News

Jury begins deliberations in Aquebogue murder trial

After a nearly three-week trial and hearing from more than two dozen witnesses, jurors on Monday began deliberating whether to convict Dontila O’Mahony for the 2020 murder of Aquebogue resident Lee Pedersen.

“Lee Pedersen was more valuable to the defendant dead than alive,” assistant Suffolk County district attorney Frank Schroeder told jurors in his closing statements presented before Judge Timothy Mazzei.

In his closing statement, defense attorney Ira Weissman told the jury that there were gaps in the “most crucial part” of the case, including who was driving the getaway car, who entered Mr. Pedersen’s Aquebogue cottage and who ultimately pulled the trigger.

Mr. Pedersen, 69, was found dead of a single gunshot wound to the back of his head on March 8, 2020. Ms. O’Mahony is charged with second-degree murder and is also facing charges of second-degree criminal possession of a forged instrument and second-degree attempted grand larceny for allegedly forging a copy of Mr. Pedersen’s will in the weeks following his death.

“You can’t speculate,” Mr. Weissman said to the jury of 10 men and two women, adding that the case presented by prosecutors is “riddled” with reasonable doubt.

One by one, Mr. Weissman attempted to discredit witnesses who testified throughout the trial, including Jaclyn Ewing, a woman who, at the time of Mr. Pedersen’s death, had been living in a tent in his backyard and was an admitted heroin user and sex worker.

Mr. Weissman also cast doubt on testimony from Theresa Sasala, a fellow inmate in the Suffolk County jail who testified that Ms. O’Mahony made verbal admissions to the crime while they lived together at the correctional facility.

The defense characterized her as a “jailbird” that simply used his client to be granted an early release from her sentence. “She knows how the game is played,” Mr. Weissman said.

Prosecutors however argued that the evidence presented in the case — which included video surveillance, DNA analysis, statements, cell phone records and more — was damning enough to link Ms. O’Mahony to the crime.

“Don’t let her deceive you,” Mr. Schroeder urged after reiterating that the defendant used and manipulated a web of people for her own gain.

One of those people, prosecutors said, was George Woodworth, a Neptune, N.J. man in his 70s who purchased the gun used in the killing and admitted to police to dismantling the weapon and discarding its parts in multiple dumpsters.

Earlier in the trial, he testified that Ms. O’Mahony borrowed his car and instructed him to stay home with her young daughter on the night Mr. Pedersen was killed. He claims he fell asleep on her couch and was woken up after 3 a.m. to her pleading with him to help her dispose of the gun. 

Mr. Woodworth also testified that when he got up to use the bathroom before he left, he saw blood.

The defense was critical of Mr. Woodworth’s testimony and methods used by Suffolk County police detectives who questioned him.

“He makes [the story] up over the course of a lengthy interrogation,” Mr. Weissman said, noting that he was first questioned by police for nine hours in December 2020 and for an additional four hours the following day.

Prosecutors contend that Mr. Woodworth was a “pathetic” victim of the defendants. The two reportedly met while she was working at a strip club and, after a sexual encounter, prosecutors said Mr. Woodworth began paying for everything from dinners and vacations to plastic surgery procedures, rent and tuition, “dutifully” heeding her every wish.
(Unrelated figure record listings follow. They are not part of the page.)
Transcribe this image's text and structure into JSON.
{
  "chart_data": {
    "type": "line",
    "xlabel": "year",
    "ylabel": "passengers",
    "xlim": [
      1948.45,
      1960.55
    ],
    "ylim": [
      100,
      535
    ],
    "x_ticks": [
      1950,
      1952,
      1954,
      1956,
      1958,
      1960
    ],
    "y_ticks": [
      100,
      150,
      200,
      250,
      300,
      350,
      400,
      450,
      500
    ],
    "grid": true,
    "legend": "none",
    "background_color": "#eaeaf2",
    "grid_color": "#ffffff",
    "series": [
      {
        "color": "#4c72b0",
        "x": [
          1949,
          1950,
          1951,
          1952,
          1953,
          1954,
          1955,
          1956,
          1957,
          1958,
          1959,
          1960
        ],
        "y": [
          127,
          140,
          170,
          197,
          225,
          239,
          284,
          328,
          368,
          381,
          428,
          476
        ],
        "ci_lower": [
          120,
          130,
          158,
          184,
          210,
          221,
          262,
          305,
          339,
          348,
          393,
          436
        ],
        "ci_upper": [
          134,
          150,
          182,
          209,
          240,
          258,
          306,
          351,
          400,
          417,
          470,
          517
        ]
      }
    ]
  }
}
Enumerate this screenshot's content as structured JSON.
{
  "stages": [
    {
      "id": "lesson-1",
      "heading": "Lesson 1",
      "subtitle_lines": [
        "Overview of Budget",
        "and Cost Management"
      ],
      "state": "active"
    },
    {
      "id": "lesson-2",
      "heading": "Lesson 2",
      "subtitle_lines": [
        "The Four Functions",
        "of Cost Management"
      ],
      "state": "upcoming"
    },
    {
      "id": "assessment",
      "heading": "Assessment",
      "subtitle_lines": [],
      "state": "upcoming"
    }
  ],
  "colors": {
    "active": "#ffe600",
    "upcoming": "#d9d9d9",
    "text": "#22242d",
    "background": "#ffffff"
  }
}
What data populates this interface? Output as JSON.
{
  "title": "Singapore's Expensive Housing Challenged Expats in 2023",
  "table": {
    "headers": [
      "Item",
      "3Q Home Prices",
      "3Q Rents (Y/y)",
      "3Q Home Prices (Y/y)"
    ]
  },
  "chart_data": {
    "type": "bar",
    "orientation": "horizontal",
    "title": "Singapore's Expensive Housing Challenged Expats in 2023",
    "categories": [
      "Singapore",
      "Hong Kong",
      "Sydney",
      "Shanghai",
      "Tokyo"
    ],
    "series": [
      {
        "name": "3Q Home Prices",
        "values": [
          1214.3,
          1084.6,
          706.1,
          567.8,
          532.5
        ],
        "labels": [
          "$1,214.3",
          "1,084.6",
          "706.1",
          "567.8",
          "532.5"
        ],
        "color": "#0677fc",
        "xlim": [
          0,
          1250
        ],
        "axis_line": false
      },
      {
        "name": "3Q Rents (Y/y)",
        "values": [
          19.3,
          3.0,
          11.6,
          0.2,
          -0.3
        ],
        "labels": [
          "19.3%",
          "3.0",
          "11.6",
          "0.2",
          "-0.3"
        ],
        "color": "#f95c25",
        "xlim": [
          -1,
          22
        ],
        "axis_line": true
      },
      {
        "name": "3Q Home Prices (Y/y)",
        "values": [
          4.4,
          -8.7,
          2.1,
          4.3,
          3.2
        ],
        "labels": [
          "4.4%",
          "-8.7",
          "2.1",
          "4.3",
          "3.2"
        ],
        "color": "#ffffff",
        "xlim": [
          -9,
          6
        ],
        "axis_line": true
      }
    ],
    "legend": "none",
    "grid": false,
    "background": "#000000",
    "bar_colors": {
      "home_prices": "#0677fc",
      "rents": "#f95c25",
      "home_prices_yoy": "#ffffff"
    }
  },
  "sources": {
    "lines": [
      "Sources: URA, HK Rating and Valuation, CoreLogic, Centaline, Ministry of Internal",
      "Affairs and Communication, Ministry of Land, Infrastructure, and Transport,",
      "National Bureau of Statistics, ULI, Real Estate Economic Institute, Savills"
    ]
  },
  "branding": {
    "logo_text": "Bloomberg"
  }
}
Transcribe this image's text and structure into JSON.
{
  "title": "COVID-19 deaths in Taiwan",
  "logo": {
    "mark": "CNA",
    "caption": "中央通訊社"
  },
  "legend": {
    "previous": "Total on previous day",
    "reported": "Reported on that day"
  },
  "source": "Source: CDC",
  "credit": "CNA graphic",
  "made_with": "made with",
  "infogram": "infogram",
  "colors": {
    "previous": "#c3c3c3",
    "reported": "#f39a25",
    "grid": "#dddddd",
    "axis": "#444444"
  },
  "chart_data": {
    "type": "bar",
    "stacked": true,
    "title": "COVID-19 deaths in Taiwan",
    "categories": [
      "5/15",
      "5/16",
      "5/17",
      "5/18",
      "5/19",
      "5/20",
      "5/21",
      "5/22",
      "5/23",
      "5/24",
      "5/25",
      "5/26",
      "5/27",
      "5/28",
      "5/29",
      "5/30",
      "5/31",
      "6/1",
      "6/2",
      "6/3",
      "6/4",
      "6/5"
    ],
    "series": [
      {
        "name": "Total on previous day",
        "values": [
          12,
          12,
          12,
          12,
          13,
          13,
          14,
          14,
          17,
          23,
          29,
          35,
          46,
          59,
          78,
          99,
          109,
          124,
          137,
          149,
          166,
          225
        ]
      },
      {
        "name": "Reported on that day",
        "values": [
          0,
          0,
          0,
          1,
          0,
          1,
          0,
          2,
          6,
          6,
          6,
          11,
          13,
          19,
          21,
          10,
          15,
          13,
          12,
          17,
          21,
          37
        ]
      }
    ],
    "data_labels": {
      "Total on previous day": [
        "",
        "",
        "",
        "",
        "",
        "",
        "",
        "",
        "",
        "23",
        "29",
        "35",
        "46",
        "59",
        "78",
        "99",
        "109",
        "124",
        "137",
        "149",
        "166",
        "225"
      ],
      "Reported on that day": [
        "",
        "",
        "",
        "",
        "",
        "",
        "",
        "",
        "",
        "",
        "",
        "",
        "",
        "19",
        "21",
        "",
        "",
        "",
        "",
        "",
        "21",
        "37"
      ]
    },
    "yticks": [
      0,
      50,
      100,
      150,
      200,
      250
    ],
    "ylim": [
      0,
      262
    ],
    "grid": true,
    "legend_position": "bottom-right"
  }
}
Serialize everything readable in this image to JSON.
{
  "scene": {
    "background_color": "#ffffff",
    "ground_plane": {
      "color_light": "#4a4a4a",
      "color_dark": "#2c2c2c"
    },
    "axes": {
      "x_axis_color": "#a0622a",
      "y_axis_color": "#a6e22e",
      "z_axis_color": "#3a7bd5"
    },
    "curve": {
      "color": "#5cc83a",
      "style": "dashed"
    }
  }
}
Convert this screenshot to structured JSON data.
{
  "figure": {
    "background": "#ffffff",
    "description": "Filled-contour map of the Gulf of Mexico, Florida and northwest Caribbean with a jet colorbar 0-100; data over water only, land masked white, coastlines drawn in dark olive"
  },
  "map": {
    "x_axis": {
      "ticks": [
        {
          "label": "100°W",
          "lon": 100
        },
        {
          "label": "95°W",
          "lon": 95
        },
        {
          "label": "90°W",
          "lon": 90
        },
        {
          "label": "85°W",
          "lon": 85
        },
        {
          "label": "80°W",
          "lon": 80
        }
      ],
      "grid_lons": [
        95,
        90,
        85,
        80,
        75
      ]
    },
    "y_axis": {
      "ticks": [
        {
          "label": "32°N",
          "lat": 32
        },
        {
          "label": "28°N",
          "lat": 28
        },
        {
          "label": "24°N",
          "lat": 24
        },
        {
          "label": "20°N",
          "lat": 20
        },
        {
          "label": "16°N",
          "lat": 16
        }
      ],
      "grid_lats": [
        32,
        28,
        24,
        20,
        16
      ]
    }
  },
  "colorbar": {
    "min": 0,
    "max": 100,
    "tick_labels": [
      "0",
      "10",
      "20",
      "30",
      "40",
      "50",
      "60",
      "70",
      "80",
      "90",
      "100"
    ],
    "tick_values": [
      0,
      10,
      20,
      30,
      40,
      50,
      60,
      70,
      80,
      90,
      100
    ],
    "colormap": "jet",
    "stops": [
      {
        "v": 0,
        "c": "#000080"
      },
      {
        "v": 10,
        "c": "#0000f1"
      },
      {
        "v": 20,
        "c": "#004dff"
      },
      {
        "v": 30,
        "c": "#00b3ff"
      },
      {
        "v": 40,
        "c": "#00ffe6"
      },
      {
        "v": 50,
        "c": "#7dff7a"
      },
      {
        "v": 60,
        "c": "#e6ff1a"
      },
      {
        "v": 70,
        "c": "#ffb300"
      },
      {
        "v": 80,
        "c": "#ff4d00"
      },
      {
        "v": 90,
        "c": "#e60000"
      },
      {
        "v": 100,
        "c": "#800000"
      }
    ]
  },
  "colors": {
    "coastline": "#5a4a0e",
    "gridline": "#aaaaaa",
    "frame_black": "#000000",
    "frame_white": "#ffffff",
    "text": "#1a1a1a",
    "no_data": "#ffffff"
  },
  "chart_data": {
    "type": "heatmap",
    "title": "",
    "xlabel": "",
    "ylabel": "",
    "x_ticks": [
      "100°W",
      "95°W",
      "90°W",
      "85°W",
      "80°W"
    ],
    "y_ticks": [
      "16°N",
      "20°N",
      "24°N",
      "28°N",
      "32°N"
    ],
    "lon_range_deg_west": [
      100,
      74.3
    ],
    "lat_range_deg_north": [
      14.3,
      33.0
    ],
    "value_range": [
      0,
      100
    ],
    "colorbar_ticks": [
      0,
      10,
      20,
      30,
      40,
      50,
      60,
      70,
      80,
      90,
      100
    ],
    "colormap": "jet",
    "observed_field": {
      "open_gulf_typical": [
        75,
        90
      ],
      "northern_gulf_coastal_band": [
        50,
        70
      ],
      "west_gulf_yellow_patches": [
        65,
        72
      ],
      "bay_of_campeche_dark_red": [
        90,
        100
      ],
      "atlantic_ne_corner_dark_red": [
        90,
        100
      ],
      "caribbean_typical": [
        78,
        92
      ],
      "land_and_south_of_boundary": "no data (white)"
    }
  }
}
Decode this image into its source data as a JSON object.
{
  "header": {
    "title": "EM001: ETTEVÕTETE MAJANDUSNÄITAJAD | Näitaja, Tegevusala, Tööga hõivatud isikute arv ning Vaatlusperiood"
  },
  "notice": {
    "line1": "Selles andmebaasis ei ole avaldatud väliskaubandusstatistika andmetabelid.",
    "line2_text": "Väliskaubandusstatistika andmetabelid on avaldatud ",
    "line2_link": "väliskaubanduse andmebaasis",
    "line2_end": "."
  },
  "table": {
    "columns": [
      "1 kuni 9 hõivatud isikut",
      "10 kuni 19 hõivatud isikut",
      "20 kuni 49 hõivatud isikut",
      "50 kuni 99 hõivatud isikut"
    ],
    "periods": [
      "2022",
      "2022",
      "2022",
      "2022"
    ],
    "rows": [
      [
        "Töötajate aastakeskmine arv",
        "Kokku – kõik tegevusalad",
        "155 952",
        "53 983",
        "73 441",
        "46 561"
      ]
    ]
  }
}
In his closing argument, Mr. Schroeder also focused on the “obsession” Ms. O’Mahony had with finding Mr. Pedersen’s will. Mr. Weissman has conceded that his client “took a left turn” and made a mistake by forging the will, but invoked a quote she reportedly told detectives and can be heard telling her adult son in one of hundreds of recorded phone calls she’s made from jail: “I know what I did and I know what I didn’t do. One thing has nothing to do with the other,” she said.

But prosecutors disagreed. “That is the kind of greed that makes people kill,” Mr. Schroeder said.

His closing statement was briefly disrupted as a male juror asked for a recess and was ultimately dismissed after suffering from an apparent anxiety attack. An alternate juror, also a man, will now serve as Juror No. 12. Deliberations are expected to continue Tuesday.